Life generates a lot of data – the number of hours you spend awake and asleep and at your desk and in your car; the foods you eat; the pace of your morning run. I just read a great article in the New York Times Magazine, The Data-Driven Life, about geeky guys who are obsessed with self-tracking – gathering data about their daily lives and distilling from these data information about how to improve their lives. How to work more efficiently, run faster, feel happier. This got me thinking about how self-tracking might be a great hook to get people interested in science – and in one of my favorite little corners of science, data analysis.
The guys in the article were for the most part tech-savvy nerds. They recorded copious data, like what they ate, how much money they spent, and… every single idea they had since 1984. This allowed them to figure out things, like exactly how much time one man spent cleaning up after a messy roommate. Or how many tablespoons of flaxseed oil another man needs to take to maximize his concentration.

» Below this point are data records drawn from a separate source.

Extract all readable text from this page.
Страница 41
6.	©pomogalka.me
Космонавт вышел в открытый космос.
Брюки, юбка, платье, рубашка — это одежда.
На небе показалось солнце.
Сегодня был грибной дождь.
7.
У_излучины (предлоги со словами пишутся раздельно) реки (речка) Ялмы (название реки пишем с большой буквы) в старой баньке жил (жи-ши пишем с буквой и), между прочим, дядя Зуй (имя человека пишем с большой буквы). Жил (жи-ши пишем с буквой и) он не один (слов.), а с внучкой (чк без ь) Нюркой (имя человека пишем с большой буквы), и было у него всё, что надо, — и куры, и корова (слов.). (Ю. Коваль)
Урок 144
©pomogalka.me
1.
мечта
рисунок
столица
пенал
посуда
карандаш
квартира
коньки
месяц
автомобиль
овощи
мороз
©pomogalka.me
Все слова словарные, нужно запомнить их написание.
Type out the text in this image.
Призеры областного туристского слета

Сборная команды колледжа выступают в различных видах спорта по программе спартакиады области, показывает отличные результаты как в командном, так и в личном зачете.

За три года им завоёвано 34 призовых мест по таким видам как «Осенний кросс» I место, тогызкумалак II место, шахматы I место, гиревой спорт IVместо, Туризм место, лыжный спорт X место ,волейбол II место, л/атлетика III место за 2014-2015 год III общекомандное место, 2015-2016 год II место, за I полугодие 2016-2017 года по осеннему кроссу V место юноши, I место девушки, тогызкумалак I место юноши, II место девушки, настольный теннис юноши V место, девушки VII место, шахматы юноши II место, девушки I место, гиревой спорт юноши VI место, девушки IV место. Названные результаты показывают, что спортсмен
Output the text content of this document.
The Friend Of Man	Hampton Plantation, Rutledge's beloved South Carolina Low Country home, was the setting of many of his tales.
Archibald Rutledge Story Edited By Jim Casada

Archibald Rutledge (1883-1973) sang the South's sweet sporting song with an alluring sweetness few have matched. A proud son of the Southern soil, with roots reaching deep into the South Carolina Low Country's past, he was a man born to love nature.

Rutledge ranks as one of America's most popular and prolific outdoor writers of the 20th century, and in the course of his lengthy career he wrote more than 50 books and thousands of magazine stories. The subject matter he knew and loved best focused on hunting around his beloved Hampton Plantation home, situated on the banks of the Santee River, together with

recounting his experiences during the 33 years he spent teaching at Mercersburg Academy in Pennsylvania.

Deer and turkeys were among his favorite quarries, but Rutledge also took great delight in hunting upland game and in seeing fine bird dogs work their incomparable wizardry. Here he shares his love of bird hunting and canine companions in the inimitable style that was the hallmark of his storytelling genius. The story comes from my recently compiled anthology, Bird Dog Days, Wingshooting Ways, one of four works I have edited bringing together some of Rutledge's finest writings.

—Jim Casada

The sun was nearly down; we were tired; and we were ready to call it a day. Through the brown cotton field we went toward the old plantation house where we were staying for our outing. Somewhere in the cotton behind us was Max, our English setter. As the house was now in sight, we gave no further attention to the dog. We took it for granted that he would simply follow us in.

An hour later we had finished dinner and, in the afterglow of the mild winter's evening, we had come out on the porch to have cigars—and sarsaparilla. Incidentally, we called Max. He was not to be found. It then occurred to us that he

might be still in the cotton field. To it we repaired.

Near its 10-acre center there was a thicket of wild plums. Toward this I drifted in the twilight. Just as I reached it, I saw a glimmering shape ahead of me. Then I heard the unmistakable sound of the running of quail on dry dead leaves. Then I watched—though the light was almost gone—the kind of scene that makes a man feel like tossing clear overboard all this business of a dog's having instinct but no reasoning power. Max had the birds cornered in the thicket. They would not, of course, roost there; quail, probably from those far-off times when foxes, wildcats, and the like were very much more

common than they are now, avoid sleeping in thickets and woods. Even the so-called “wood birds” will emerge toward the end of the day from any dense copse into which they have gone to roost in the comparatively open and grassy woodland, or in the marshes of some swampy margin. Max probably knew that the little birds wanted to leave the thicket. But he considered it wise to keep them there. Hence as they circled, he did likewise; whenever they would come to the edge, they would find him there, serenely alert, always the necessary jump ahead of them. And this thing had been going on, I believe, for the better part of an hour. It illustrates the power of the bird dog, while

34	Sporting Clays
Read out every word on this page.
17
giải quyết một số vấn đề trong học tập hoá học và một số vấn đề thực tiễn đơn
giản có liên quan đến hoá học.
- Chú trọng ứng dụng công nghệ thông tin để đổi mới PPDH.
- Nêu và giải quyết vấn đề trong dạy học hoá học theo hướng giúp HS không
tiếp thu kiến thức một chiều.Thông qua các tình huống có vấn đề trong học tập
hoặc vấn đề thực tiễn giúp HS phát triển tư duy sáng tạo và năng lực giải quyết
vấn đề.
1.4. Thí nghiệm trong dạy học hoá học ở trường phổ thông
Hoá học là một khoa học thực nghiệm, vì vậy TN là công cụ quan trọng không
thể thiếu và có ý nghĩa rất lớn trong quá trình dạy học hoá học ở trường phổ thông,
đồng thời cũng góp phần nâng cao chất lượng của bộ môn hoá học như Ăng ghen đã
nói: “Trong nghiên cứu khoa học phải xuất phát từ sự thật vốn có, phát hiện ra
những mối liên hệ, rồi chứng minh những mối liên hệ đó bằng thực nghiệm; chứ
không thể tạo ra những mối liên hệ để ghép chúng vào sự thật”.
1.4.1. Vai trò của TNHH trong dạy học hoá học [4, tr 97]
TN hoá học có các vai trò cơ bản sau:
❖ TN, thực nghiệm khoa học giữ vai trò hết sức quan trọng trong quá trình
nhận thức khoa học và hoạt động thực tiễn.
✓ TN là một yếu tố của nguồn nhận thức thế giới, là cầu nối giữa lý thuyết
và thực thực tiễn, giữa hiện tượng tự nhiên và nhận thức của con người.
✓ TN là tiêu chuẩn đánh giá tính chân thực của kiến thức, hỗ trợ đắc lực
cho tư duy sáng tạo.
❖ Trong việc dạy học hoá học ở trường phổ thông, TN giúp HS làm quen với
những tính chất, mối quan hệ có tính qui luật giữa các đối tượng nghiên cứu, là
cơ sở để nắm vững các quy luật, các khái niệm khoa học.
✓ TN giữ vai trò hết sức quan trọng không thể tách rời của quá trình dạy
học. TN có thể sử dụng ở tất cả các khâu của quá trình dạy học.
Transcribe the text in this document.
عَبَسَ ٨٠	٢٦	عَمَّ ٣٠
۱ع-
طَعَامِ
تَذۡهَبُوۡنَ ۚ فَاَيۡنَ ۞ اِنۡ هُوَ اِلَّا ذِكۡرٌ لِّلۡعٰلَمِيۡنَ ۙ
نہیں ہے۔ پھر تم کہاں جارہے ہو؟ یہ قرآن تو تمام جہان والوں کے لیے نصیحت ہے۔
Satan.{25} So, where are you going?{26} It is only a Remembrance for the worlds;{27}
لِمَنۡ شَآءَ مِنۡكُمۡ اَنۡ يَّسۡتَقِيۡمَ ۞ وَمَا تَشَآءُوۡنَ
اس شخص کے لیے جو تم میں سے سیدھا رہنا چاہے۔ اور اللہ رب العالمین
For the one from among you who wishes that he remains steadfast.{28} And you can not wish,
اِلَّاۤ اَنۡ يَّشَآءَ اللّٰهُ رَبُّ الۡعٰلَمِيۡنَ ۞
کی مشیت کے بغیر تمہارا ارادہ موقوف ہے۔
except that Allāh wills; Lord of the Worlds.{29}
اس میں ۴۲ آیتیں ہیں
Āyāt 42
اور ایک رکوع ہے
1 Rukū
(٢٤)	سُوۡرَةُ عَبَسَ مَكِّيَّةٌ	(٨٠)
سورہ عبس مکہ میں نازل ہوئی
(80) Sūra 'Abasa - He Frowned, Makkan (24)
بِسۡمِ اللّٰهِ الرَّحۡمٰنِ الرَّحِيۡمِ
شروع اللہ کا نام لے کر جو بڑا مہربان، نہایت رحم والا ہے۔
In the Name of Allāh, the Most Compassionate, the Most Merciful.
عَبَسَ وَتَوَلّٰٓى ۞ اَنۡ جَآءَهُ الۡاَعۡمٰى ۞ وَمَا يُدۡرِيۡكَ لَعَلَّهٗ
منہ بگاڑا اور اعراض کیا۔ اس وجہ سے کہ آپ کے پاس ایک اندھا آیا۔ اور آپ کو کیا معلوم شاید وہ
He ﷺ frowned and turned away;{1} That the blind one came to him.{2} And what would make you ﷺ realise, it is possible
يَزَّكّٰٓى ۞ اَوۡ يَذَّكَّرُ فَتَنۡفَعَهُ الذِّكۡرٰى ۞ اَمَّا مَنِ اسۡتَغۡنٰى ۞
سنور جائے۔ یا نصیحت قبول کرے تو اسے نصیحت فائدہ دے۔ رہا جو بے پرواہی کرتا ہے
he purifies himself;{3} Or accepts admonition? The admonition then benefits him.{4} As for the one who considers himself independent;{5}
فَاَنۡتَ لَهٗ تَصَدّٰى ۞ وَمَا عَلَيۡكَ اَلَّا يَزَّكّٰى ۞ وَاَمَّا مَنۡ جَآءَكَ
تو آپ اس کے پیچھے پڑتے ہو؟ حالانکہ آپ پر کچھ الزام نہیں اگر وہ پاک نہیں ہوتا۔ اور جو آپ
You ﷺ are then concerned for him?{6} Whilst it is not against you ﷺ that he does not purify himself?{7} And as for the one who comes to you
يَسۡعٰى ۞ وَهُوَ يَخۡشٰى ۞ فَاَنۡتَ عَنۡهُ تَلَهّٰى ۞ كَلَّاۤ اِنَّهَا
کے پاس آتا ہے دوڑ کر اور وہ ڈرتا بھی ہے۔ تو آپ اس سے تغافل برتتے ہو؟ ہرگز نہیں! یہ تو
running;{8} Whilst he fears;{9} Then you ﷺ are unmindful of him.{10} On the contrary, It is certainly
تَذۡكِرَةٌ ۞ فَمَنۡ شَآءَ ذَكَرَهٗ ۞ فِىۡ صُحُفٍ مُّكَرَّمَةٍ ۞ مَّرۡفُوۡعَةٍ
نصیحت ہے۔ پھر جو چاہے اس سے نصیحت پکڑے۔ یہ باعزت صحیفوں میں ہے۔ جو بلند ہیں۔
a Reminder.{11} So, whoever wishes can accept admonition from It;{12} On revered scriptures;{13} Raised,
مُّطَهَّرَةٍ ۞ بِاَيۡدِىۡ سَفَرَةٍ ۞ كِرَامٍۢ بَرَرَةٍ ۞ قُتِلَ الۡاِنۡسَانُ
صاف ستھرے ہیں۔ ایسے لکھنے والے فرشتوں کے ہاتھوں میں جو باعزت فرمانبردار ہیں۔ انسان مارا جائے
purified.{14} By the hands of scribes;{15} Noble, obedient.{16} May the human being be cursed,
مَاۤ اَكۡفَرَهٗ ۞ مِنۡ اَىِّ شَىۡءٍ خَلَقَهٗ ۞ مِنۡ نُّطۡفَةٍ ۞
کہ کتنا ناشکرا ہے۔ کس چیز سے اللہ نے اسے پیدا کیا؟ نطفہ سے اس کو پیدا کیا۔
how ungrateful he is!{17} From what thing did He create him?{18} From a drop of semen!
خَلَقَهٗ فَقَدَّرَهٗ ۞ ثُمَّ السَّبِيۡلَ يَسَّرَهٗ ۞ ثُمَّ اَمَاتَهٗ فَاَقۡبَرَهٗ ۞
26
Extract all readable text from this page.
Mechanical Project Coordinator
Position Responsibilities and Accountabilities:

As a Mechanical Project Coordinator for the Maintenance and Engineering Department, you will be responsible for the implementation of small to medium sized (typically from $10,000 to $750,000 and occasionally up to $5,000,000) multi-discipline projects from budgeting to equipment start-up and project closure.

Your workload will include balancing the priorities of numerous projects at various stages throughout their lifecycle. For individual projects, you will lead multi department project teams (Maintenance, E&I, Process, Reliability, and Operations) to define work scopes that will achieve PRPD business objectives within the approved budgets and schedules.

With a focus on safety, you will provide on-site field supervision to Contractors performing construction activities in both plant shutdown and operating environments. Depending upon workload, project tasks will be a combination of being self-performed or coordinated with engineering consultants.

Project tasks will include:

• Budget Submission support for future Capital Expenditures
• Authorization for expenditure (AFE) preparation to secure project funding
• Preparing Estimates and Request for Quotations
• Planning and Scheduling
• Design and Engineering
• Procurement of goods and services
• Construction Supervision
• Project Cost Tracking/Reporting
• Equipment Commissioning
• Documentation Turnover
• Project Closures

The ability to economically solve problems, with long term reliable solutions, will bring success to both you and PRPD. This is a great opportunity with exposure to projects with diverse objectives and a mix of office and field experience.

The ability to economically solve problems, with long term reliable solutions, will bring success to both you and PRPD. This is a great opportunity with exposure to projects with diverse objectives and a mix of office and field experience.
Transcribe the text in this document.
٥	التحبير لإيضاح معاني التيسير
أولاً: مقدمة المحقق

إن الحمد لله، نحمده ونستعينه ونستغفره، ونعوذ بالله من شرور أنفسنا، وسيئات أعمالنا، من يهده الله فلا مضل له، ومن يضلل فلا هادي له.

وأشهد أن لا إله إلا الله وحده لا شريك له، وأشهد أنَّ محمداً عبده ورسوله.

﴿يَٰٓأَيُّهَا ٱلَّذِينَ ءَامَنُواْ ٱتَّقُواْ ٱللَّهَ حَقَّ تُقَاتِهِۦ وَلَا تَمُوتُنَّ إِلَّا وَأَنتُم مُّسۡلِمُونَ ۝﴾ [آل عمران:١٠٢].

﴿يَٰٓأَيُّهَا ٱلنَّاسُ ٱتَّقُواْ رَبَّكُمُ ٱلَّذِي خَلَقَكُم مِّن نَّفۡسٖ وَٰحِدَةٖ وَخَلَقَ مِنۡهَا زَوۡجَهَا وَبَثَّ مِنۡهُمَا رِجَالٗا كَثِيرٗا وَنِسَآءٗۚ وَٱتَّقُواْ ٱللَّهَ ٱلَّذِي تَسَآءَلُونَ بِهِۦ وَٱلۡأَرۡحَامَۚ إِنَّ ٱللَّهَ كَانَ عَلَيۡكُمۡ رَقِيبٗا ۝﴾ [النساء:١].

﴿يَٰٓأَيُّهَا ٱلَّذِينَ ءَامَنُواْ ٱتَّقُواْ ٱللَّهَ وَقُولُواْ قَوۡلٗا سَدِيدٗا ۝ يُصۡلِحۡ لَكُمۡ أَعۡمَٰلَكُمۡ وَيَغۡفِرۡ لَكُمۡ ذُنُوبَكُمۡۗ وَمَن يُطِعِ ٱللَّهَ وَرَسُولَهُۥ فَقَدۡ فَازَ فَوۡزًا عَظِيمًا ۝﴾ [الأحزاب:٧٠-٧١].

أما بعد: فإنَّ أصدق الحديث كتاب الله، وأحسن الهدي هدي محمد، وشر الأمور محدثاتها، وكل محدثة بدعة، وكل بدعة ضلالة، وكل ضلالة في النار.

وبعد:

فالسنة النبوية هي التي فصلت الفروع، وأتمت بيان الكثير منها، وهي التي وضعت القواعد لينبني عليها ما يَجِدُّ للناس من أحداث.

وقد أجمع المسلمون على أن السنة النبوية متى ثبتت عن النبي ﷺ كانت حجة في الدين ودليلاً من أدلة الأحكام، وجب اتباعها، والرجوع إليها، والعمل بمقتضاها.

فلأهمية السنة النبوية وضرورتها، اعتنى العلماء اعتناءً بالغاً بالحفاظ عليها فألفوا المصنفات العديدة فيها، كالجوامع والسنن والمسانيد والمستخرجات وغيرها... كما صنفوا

I think people could really get into this. Everyone likes to know more about himself. And there could be some tangible benefits: in today's bad economic times, people could really benefit from knowing exactly how they spend their money. And in this image-obsessed society, understanding how diet and exercise affect your own weight – not just the weight of Hollywood types – could be very very appealing. Is that $10 skin cream just as good as the $100 skin cream? Run your own test (controlling for potentially influencing co-variables!) and find out for yourself.
Collecting data is easy. There are all kinds of ways to automate data collection (companies like Google collect tons of data about you already). Depending on the kind of data you want to collect, cheap sensors might already exist, such as accelerometers for your running shoes, or tiny temperature loggers (I tend to sleep better with the window open – is that because the room is cooler?). And smartphones make it easy to collect data on the fly – and can remind you to record your mood or what you ate.
The next step, data analysis, is the best part. This is where people can really learn about how science works. Using their own life as an example, people can understand concepts like correlation versus causation, signal versus noise, controlling for confounding variables, and the importance of replication. It would be super to have a website to help you track your data – and easily analyze and graph it. The website Gapminder is an elegant model.
Last week, I started keeping track of how much time I spend working on each of my many work projects each day. Myriad web-based programs are out there to help you track your time. For me, self-tracking is simultaneously a bit tedious and super interesting. I can see how, once I get into the habit of recording what I'm doing, it can become an obsession. There are so many questions I can ask about my own work habits and efficiency! Now I need a spreadsheet to track more variables – only then will I figure out if my ability to concentrate correlates with the number of cups of coffee I consume!